We then loop through the valid letters dictionary. If the position is a question mark, we remove every word that does not contain that letter. We want to remove all words that have the letter “E” or “S”. This can easily be done with “contains” like before.
for items in letters:
if items['position'] == '?':
df = df[df['words'].str.contains(items['letter'])]Our potential words falls from 3161 to 1601 after this filter.
We know that there is an R in position 3 so we remove all words that do not have an R in position 3. This reduces the possible words from 1601 to just 43.
columns = {0: "first", 1: "second", 2: "third", 3: "fourth", 4: "fifth"}
for items in letters:
column = columns[items['position']]
df = df.loc[df[column] == items['letter']]We know that there is an S and an E in the word but also that the E is not in position 2 and S is not in position 4. We remove all words with an E in position 2 and an S in position 4. This reduces the possible words down to just 13.
After 1 guess, we have eliminated <99% of possible words.
The remaining pool looks like this.
Part 5: Repeat
On our second attempt, 4 words have the minimum score store, stare, snore and snare. The sample picks out “stare” and the game is won.
I decided to run this algorithm for all 5757 words in our pool. It solved for 5237 words with the following distribution:
It solved most words in 4 guesses but almost 10% of words were not solved. I would like to declare victory and say that Wordle is not a 100% solvable game but unfortunately, the solution can be improved.
Part 6: Adding a heuristic
Looking through the logs I noticed that words like “water” were not being solved as it would guess “later” around attempt 3 and be left with “cater”, “dater”, “hater”, “mater”, “pater” and “water” and its only option would be to try each one and hope to get the answer.
If it were to try a word like “champ” it could eliminate “cater”, “hater”, “mater” and “pater” with 1 guess, leaving just “dater” and “water” to try on the next attempt.
So I decided to check when recommending a word, if there is more 3 or more letters picked and we have 4 or less guesses, we would use a different method to pick a word.
I decided to rescore the pool of words and give points if it is one of the remaining letters in a remaining column.
We pass in the chose letters, letter value dictionary, vacant positions and a column map.
We derive the remaining letters by looking at the vacant positions and taking every unique letter from the column.
We change the column map so that every remaining letter gets -20 instead of their original score. We map and add up their scores like we did previously and add a 40 point penalty for duplicate letters.
We finally take the best scoring word and return that as our chosen word.
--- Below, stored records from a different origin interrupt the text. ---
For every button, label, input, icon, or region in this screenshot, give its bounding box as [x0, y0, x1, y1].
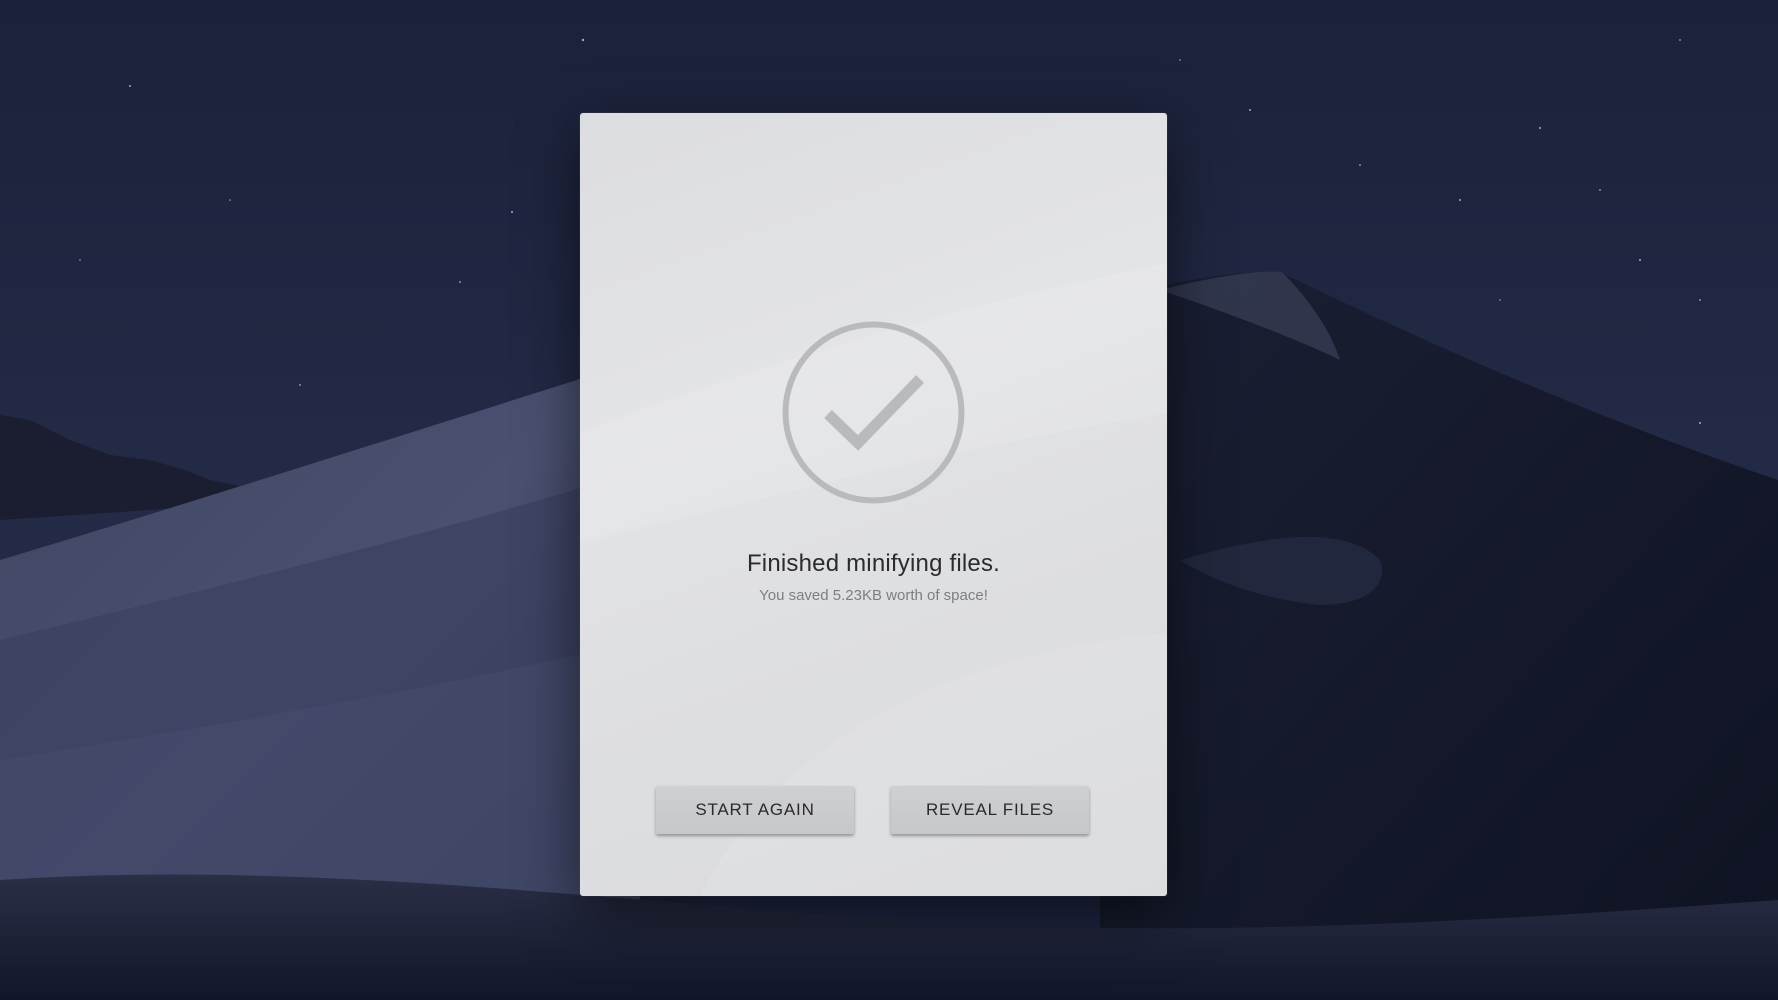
dialog-subtitle: You saved 5.23KB worth of space! [759, 587, 988, 604]
minify-result-dialog: Finished minifying files. You saved 5.23… [580, 113, 1167, 896]
check-circle-icon [780, 319, 967, 506]
start-again-button[interactable]: START AGAIN [656, 786, 854, 834]
dialog-title: Finished minifying files. [746, 550, 1001, 577]
reveal-files-button[interactable]: REVEAL FILES [891, 786, 1089, 834]
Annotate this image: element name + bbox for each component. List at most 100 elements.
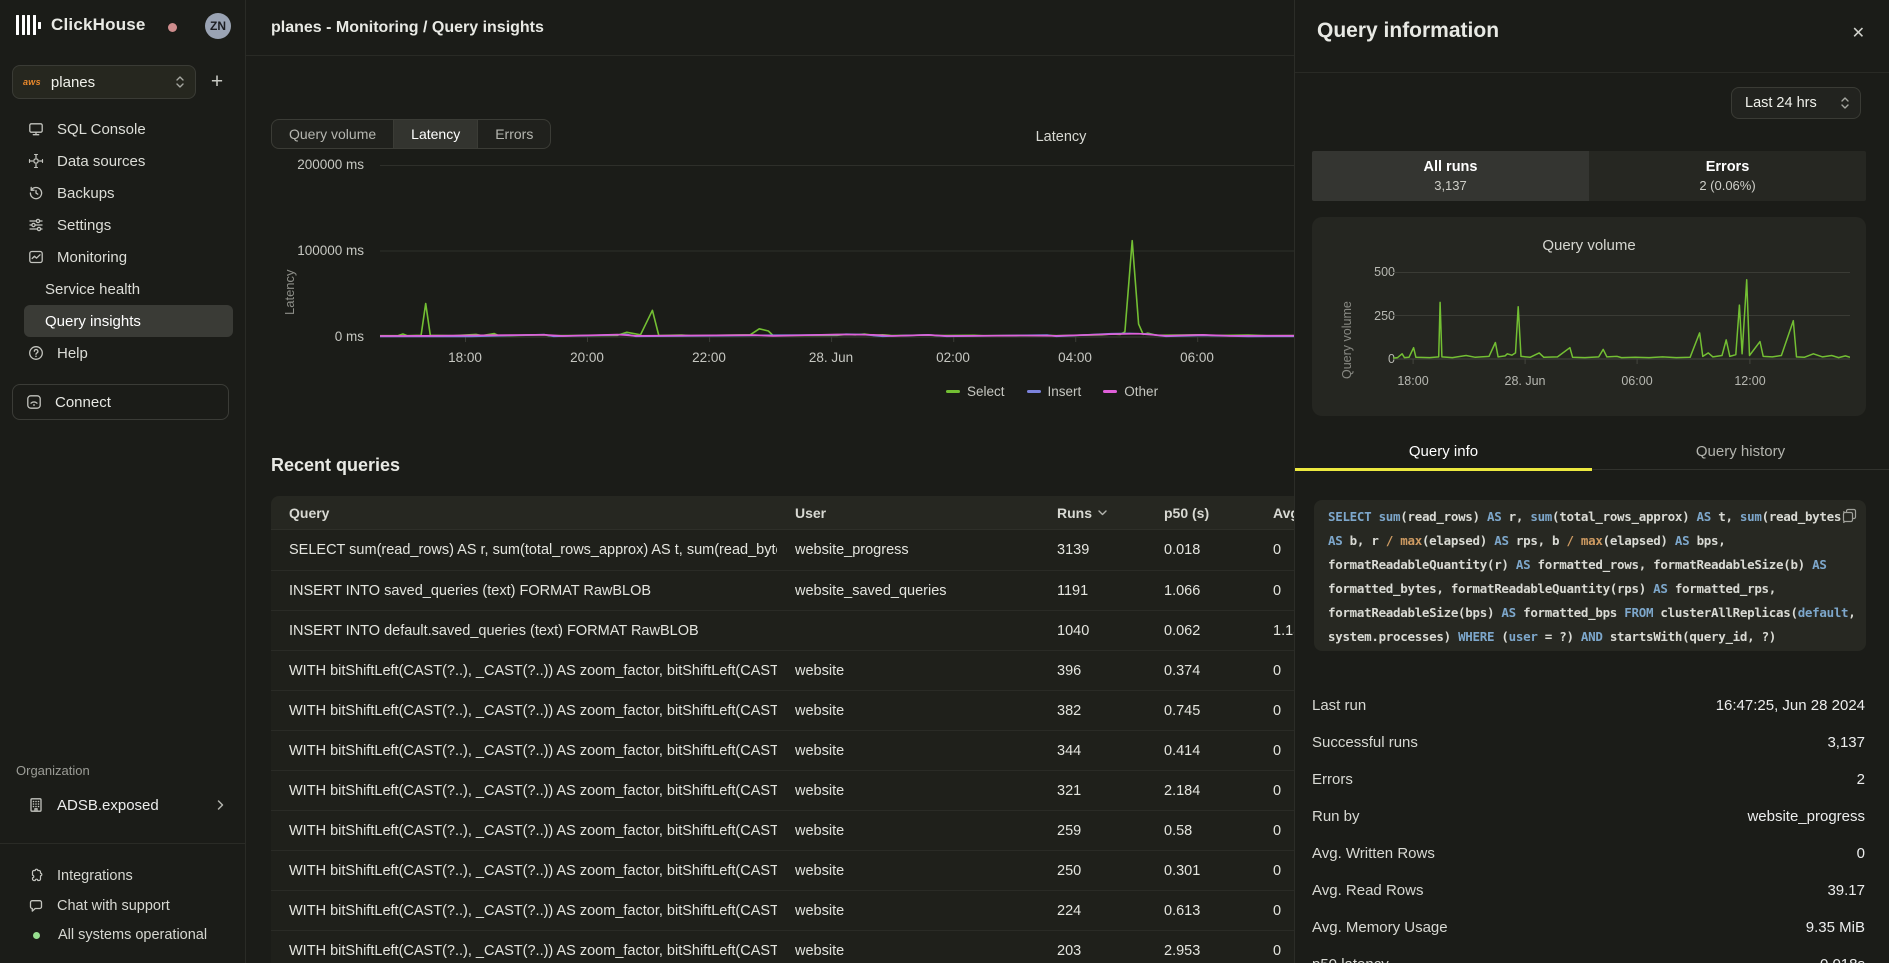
tab-query-info[interactable]: Query info — [1295, 437, 1592, 469]
cell-runs: 224 — [1039, 903, 1146, 919]
col-header-query[interactable]: Query — [271, 505, 777, 521]
monitor-icon — [28, 121, 44, 137]
tab-value: 3,137 — [1434, 178, 1467, 193]
table-row[interactable]: WITH bitShiftLeft(CAST(?..), _CAST(?..))… — [271, 850, 1294, 890]
detail-label: p50 latency — [1312, 956, 1389, 963]
table-row[interactable]: WITH bitShiftLeft(CAST(?..), _CAST(?..))… — [271, 690, 1294, 730]
sql-token: formatReadableSize(bps) — [1328, 605, 1501, 620]
sidebar-item-query-insights[interactable]: Query insights — [24, 305, 233, 337]
y-tick: 0 ms — [335, 329, 364, 345]
table-row[interactable]: WITH bitShiftLeft(CAST(?..), _CAST(?..))… — [271, 730, 1294, 770]
sql-code-block: SELECT sum(read_rows) AS r, sum(total_ro… — [1314, 500, 1866, 651]
tab-latency[interactable]: Latency — [393, 120, 477, 148]
table-row[interactable]: WITH bitShiftLeft(CAST(?..), _CAST(?..))… — [271, 930, 1294, 963]
clickhouse-bars-icon — [16, 14, 41, 36]
other-color-swatch — [1103, 390, 1117, 393]
cell-query: WITH bitShiftLeft(CAST(?..), _CAST(?..))… — [271, 663, 777, 679]
select-series-line — [380, 241, 1294, 336]
breadcrumb: planes - Monitoring / Query insights — [246, 0, 1294, 56]
col-header-runs[interactable]: Runs — [1039, 505, 1146, 521]
table-row[interactable]: INSERT INTO default.saved_queries (text)… — [271, 610, 1294, 650]
sql-token: AND — [1581, 629, 1603, 644]
col-header-user[interactable]: User — [777, 505, 1039, 521]
sidebar-nav: SQL Console Data sources Backups Setting… — [0, 113, 245, 369]
cell-query: WITH bitShiftLeft(CAST(?..), _CAST(?..))… — [271, 863, 777, 879]
table-row[interactable]: WITH bitShiftLeft(CAST(?..), _CAST(?..))… — [271, 770, 1294, 810]
sql-token: AS — [1516, 557, 1530, 572]
sidebar-item-sql-console[interactable]: SQL Console — [0, 113, 245, 145]
cell-p50: 2.953 — [1146, 943, 1255, 959]
detail-row-avg-memory-usage: Avg. Memory Usage9.35 MiB — [1312, 909, 1865, 946]
cell-p50: 2.184 — [1146, 783, 1255, 799]
organization-section-label: Organization — [16, 763, 90, 778]
x-tick: 28. Jun — [1504, 374, 1545, 388]
query-volume-chart — [1393, 272, 1850, 365]
close-icon[interactable]: ✕ — [1852, 23, 1865, 43]
main-header: planes - Monitoring / Query insights — [246, 0, 1294, 56]
sql-token: / max — [1566, 533, 1602, 548]
sql-token: AS — [1501, 605, 1515, 620]
sidebar-item-chat-support[interactable]: Chat with support — [0, 892, 245, 920]
table-row[interactable]: WITH bitShiftLeft(CAST(?..), _CAST(?..))… — [271, 650, 1294, 690]
cell-avg: 0 — [1255, 743, 1294, 759]
footer-item-label: Chat with support — [57, 898, 170, 914]
legend-item-select[interactable]: Select — [946, 384, 1005, 399]
recent-queries-title: Recent queries — [271, 455, 400, 476]
x-tick: 02:00 — [936, 350, 970, 365]
x-tick: 12:00 — [1734, 374, 1765, 388]
cell-runs: 3139 — [1039, 542, 1146, 558]
copy-icon[interactable] — [1842, 508, 1858, 524]
sql-token: r, — [1501, 509, 1530, 524]
organization-row[interactable]: ADSB.exposed — [0, 791, 245, 819]
tab-errors[interactable]: Errors — [477, 120, 550, 148]
col-header-avg[interactable]: Avg. — [1255, 505, 1294, 521]
table-row[interactable]: INSERT INTO saved_queries (text) FORMAT … — [271, 570, 1294, 610]
legend-item-other[interactable]: Other — [1103, 384, 1158, 399]
detail-value: 3,137 — [1827, 734, 1865, 751]
chevron-right-icon — [216, 799, 225, 811]
sql-token: (elapsed) — [1422, 533, 1494, 548]
add-service-button[interactable]: + — [203, 68, 231, 96]
sql-token: / max — [1386, 533, 1422, 548]
table-row[interactable]: WITH bitShiftLeft(CAST(?..), _CAST(?..))… — [271, 810, 1294, 850]
y-tick: 100000 ms — [297, 243, 364, 259]
tab-query-history[interactable]: Query history — [1592, 437, 1889, 469]
cell-query: WITH bitShiftLeft(CAST(?..), _CAST(?..))… — [271, 823, 777, 839]
service-selector[interactable]: aws planes — [12, 65, 196, 99]
updown-chevron-icon — [1840, 96, 1850, 110]
sidebar-item-data-sources[interactable]: Data sources — [0, 145, 245, 177]
sidebar-item-service-health[interactable]: Service health — [0, 273, 245, 305]
sort-desc-icon — [1098, 510, 1107, 516]
x-tick: 18:00 — [448, 350, 482, 365]
table-row[interactable]: WITH bitShiftLeft(CAST(?..), _CAST(?..))… — [271, 890, 1294, 930]
sql-token: b, r — [1342, 533, 1385, 548]
sql-token: formatted_rps, — [1668, 581, 1776, 596]
sidebar-item-monitoring[interactable]: Monitoring — [0, 241, 245, 273]
tab-errors-count[interactable]: Errors 2 (0.06%) — [1589, 151, 1866, 201]
cell-user: website — [777, 783, 1039, 799]
sidebar-item-system-status[interactable]: All systems operational — [0, 921, 245, 949]
brand-name: ClickHouse — [51, 15, 146, 35]
sidebar-item-integrations[interactable]: Integrations — [0, 862, 245, 890]
x-tick: 18:00 — [1397, 374, 1428, 388]
sidebar-item-help[interactable]: Help — [0, 337, 245, 369]
cell-user: website_progress — [777, 542, 1039, 558]
connect-button[interactable]: Connect — [12, 384, 229, 420]
sidebar-item-label: Service health — [45, 281, 140, 298]
sql-token: SELECT sum — [1328, 509, 1400, 524]
time-range-select[interactable]: Last 24 hrs — [1731, 87, 1861, 119]
legend-item-insert[interactable]: Insert — [1027, 384, 1082, 399]
connect-icon — [26, 394, 42, 410]
sidebar-item-backups[interactable]: Backups — [0, 177, 245, 209]
tab-query-volume[interactable]: Query volume — [272, 120, 393, 148]
cell-runs: 250 — [1039, 863, 1146, 879]
avatar[interactable]: ZN — [205, 13, 231, 39]
clickhouse-logo[interactable]: ClickHouse — [16, 14, 146, 36]
tab-all-runs[interactable]: All runs 3,137 — [1312, 151, 1589, 201]
table-row[interactable]: SELECT sum(read_rows) AS r, sum(total_ro… — [271, 530, 1294, 570]
detail-value: 39.17 — [1827, 882, 1865, 899]
col-header-p50[interactable]: p50 (s) — [1146, 505, 1255, 521]
sidebar-item-settings[interactable]: Settings — [0, 209, 245, 241]
col-header-runs-label: Runs — [1057, 505, 1092, 521]
cell-p50: 1.066 — [1146, 583, 1255, 599]
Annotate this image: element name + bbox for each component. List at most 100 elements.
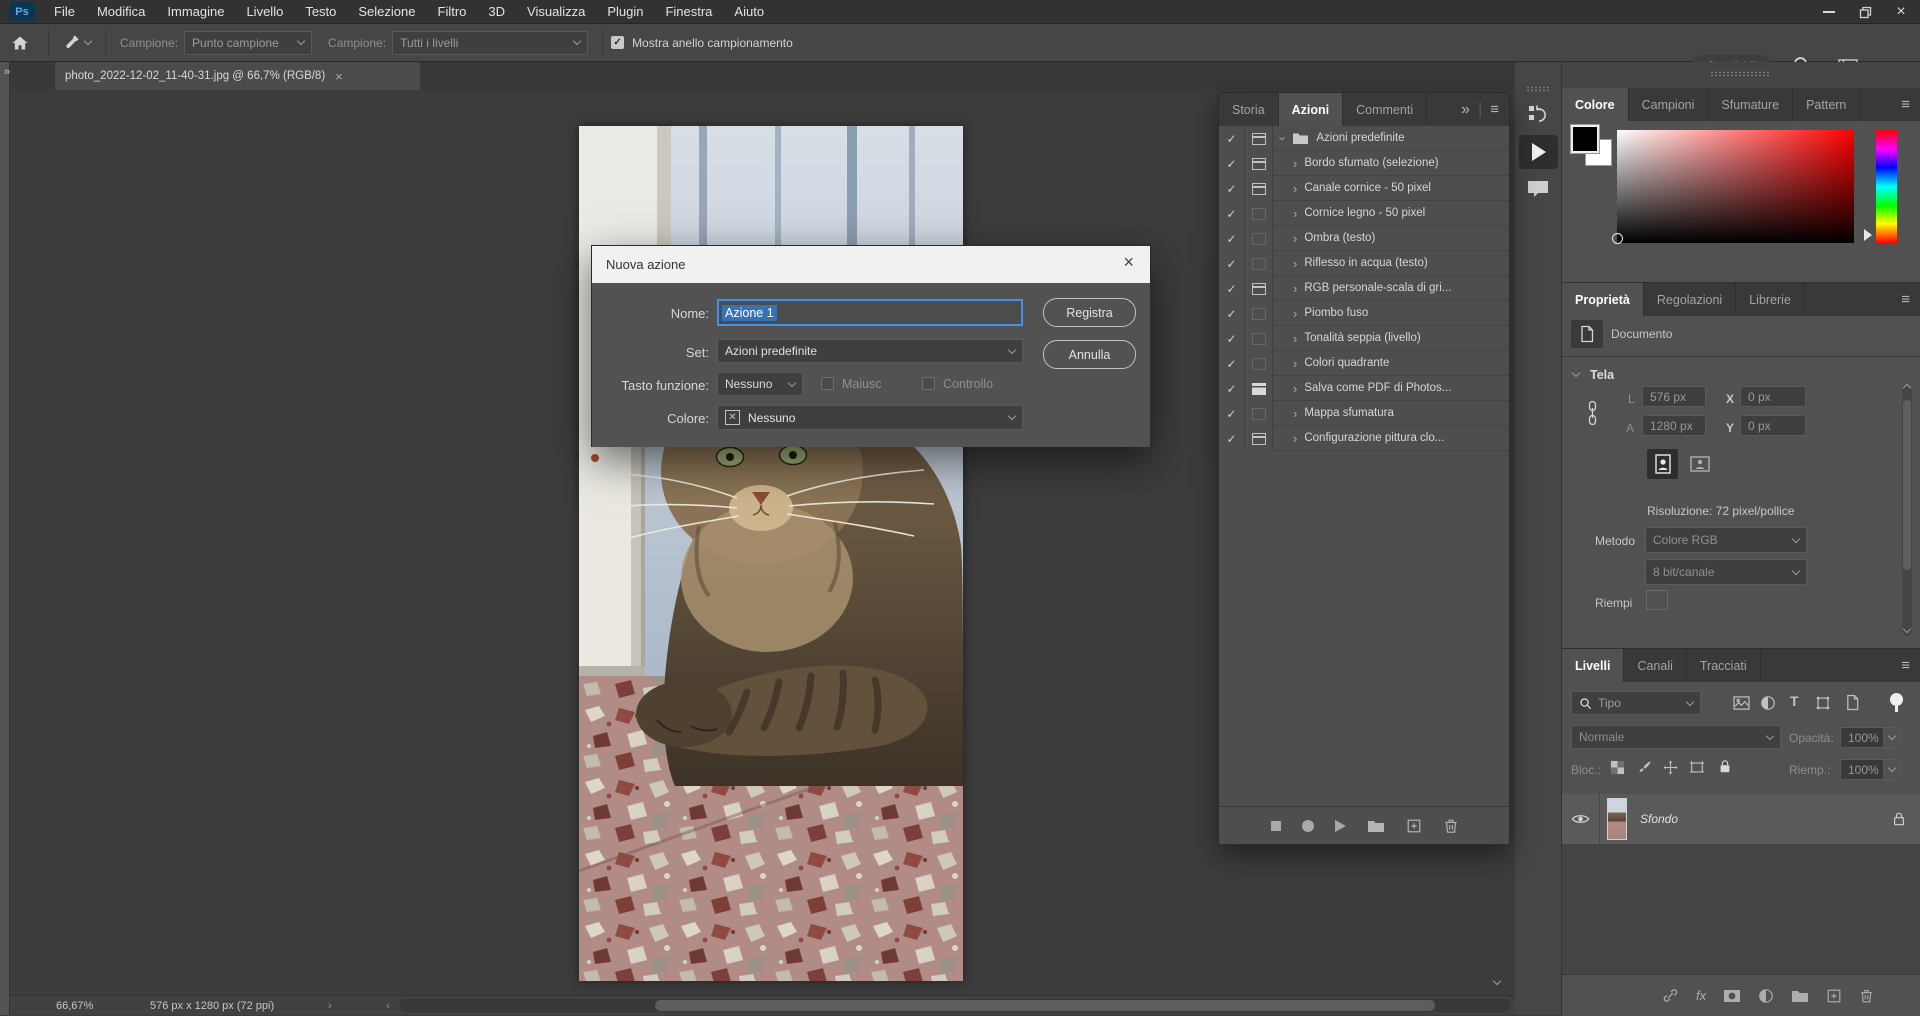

For “water” this is “champ”.
Using this method, our words unsolved falls from 500 to 150. Our distribution significantly changes as the majority of words are solved on the 6th attempt. I can now solve 97.5% of words on Wordle.
However, 97.5% is not 100%. If Wordle were to choose a word like “Kooks” it would be almost impossible to get under any rational approach as it has only 3 unique letters and the 5th least frequent letter in English. You would have to play Wordle like my younger sister and get lucky by picking “looks” and then guessing “kooks” instead of “books” or “cooks”.